Hot Humid and Steep
(continued)


The last stop on our holiday was Portofino, a
really wealthy enclave on the Italian Rivera. At each stop on our holiday, the hotel prices increased, while the quality of the view and the size of the room decreased. The trend accelerated in Portofino. The balcony view was neither Lake nor Sea; it was brick wall – about six inches from the edge of the balcony. Because of the lack of space, the telephone had been placed on the headboard of the bed; it could only be accessed by someone on the bed. It was impossible to fully open the closet door because the gap between the door and the bed was less than 9 inches.

Luckily, the city beckoned. Nazy asked the desk clerk for dining suggestions.

“I’d like to try the local specialities,” Nazy began.

“That would be pasta and fish,” the clerk replied.

“Should we make reservations?”

“That won’t be necessary, there are many restaurants.
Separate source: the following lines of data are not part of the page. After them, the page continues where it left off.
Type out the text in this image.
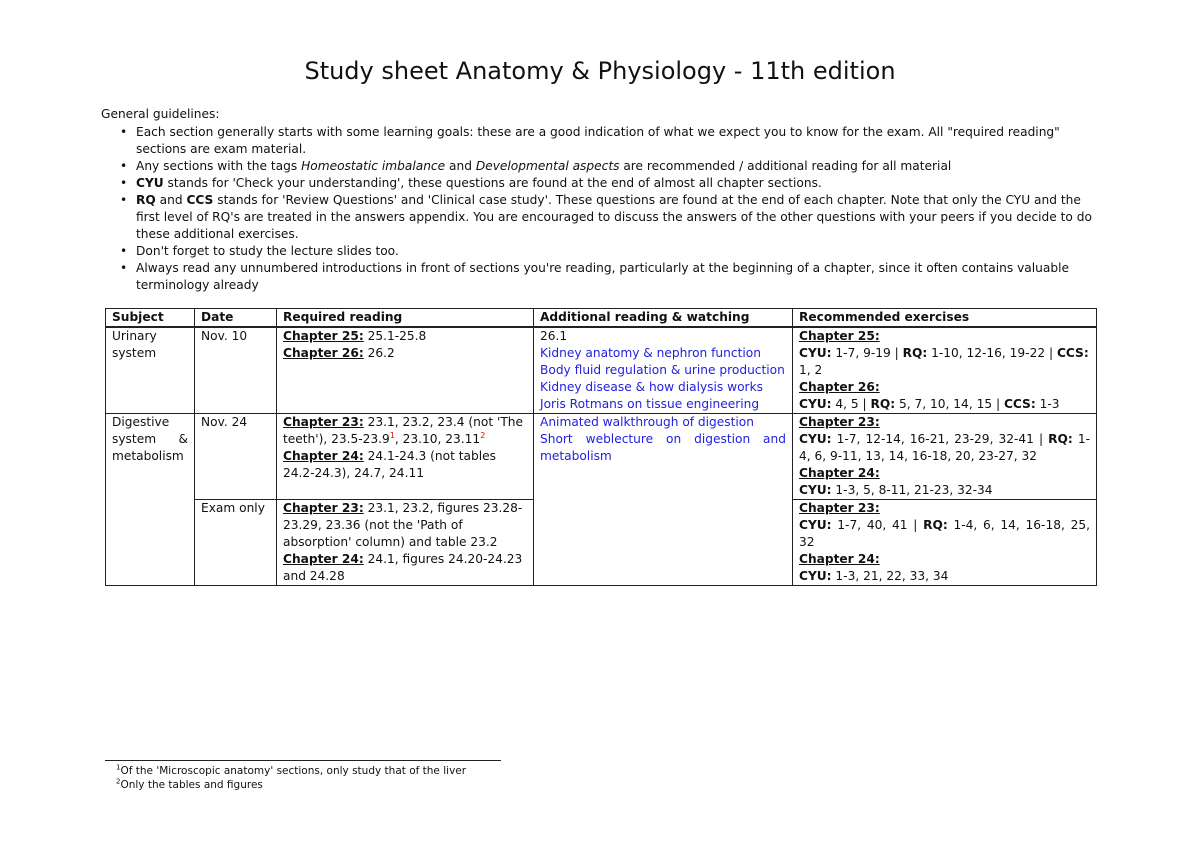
Study sheet Anatomy & Physiology - 11th edition
General guidelines:
• Each section generally starts with some learning goals: these are a good indication of what we expect you to know for the exam. All "required reading" sections are exam material.
• Any sections with the tags Homeostatic imbalance and Developmental aspects are recommended / additional reading for all material
• CYU stands for 'Check your understanding', these questions are found at the end of almost all chapter sections.
• RQ and CCS stands for 'Review Questions' and 'Clinical case study'. These questions are found at the end of each chapter. Note that only the CYU and the first level of RQ's are treated in the answers appendix. You are encouraged to discuss the answers of the other questions with your peers if you decide to do these additional exercises.
• Don't forget to study the lecture slides too.
• Always read any unnumbered introductions in front of sections you're reading, particularly at the beginning of a chapter, since it often contains valuable terminology already
Subject	Date	Required reading	Additional reading & watching	Recommended exercises
Urinary system	Nov. 10	Chapter 25: 25.1-25.8
Chapter 26: 26.2	26.1
Kidney anatomy & nephron function
Body fluid regulation & urine production
Kidney disease & how dialysis works
Joris Rotmans on tissue engineering	Chapter 25:
CYU: 1-7, 9-19 | RQ: 1-10, 12-16, 19-22 | CCS: 1, 2
Chapter 26:
CYU: 4, 5 | RQ: 5, 7, 10, 14, 15 | CCS: 1-3

Digestive system & metabolism	Nov. 24	Chapter 23: 23.1, 23.2, 23.4 (not 'The teeth'), 23.5-23.9$^1$, 23.10, 23.11$^2$
Chapter 24: 24.1-24.3 (not tables 24.2-24.3), 24.7, 24.11	Animated walkthrough of digestion
Short weblecture on digestion and metabolism	Chapter 23:
CYU: 1-7, 12-14, 16-21, 23-29, 32-41 | RQ: 1-4, 6, 9-11, 13, 14, 16-18, 20, 23-27, 32
Chapter 24:
CYU: 1-3, 5, 8-11, 21-23, 32-34

	Exam only	Chapter 23: 23.1, 23.2, figures 23.28-23.29, 23.36 (not the 'Path of absorption' column) and table 23.2
Chapter 24: 24.1, figures 24.20-24.23 and 24.28		Chapter 23:
CYU: 1-7, 40, 41 | RQ: 1-4, 6, 14, 16-18, 25, 32
Chapter 24:
CYU: 1-3, 21, 22, 33, 34
$^1$Of the 'Microscopic anatomy' sections, only study that of the liver
$^2$Only the tables and figures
You should just walk through the town and pick the one you like. We you return,
I will happily make the reservations.

The city is really pretty (see below). It is filled with the kind of shops that Nazy enjoys (e.g. Gucci, Hermes, Missoni). There was also a huge collection of artsy boutiques. Nazy liked the
Murano glass collection. Befriending the locals, she found ‘the best’ restaurant.

We strolled back to the hotel to make reservations and change for dinner.

“The restaurant is booked,” the clerk said.

“Great!” Nazy replied. “Thank y…”

“Eh: I didn’t mean it’s booked for you,” the clerk interrupted. “It is fully booked, there is nothing available.”

“What about tomorrow?”

“Not available....”

Did she say that there wouldn’t be a problem?” I thought.

“…You shouldn’t have left it so late,” the clerk intoned.

“How about Wednesday?” Nazy asked. “That’s our anniversary.”

“Don’t worry, we will do something special.”

Does ‘special’ mean making a dinner booking?” I thought.

Luckily, I was travelling with Nazy. After dressing for dinner, we walked back into town where she was able to talk us into a very nice restaurant. As we sat alongside the harbour, yachts began arriving to park..

Reader interrupt: “Park? Surely you know that yachts do
not ‘park’.”

Portfino from castle hill july 22 2009

park moor for the evening. These vessels were enormous – in some cases far larger than our entire hotel. [The boat in the background is not a cruise ship; it is, rather, a private yacht.] BTW: For dinner, Nazy sampled the ‘local speciality’ – fish.

The hotel clerk, attempting to flaunt her expertise in hope of landing a job on the HP helpdesk, suggested a boat excursion to the San Fruttuoso Abbey followed by..

“a boat to the very beautiful village of Camogli. Boats between San Fruttuoso and Camogli leave every 15 minutes.”

In fact, the
only thing in San Fruttuoso is the Abbey and the boats depart for Carmogli not quite every hour. The Abbey traces its history to 942. Nazy made a pertinent observation while we were waiting for the ferry to Carmogli.

“Every little dink town has a church.”

“Right. In fact, some of the larger houses have built-in chapels.”

“But..”

“I bet that there’s a chapel on each of those yachts.”

“But why, Dan? The towns don’t have hospitals or schools.”

“That’s because everyone needs salvation and only kids and sick people need schools and hospitals.”

“When is the ferry coming, Dan?”

Carmogli was really beautiful and we had our nicest lunch of the entire trip while we were there. (Nazy had the local cuisine – fish.) During the trip back, Nazy booked our anniversary dinner at the Hotel Splendido in Portofino. I tried to interfere:

“That’s not necessary, Nazy Joon. The clerk at our hotel already said that they would arrange something special for us.”

Fortuitously Nazy ignored me.

The Splendido has been the favourite hotel of Princess Grace, Elizabeth Taylor and others of that ilk. We ate outside with a wonderful view of the
Mediterranean and the st*rs. [Nazy had the local speciality – fish.]

Amazingly, Nazy didn’t purchase anything from the high fashion stores in Portofino. This unlikely situation caused worry..

“Are you feeling okay, my dear?” I asked.

“Well..”

“Would you like to stop at the designer outlet in Mendrisio on the way home?”

“What a great idea!”

The drive home, punctuated by a 3 hour stop in Mendrisio, was smooth. Claudia smoothly navigated us around the traffic. The sunny, warm, beautiful weather disappeared as soon as we crossed the Gotthard pass to enter the northern,
German-speaking part of Switzerland. It was cold, windy and raining in Zürich.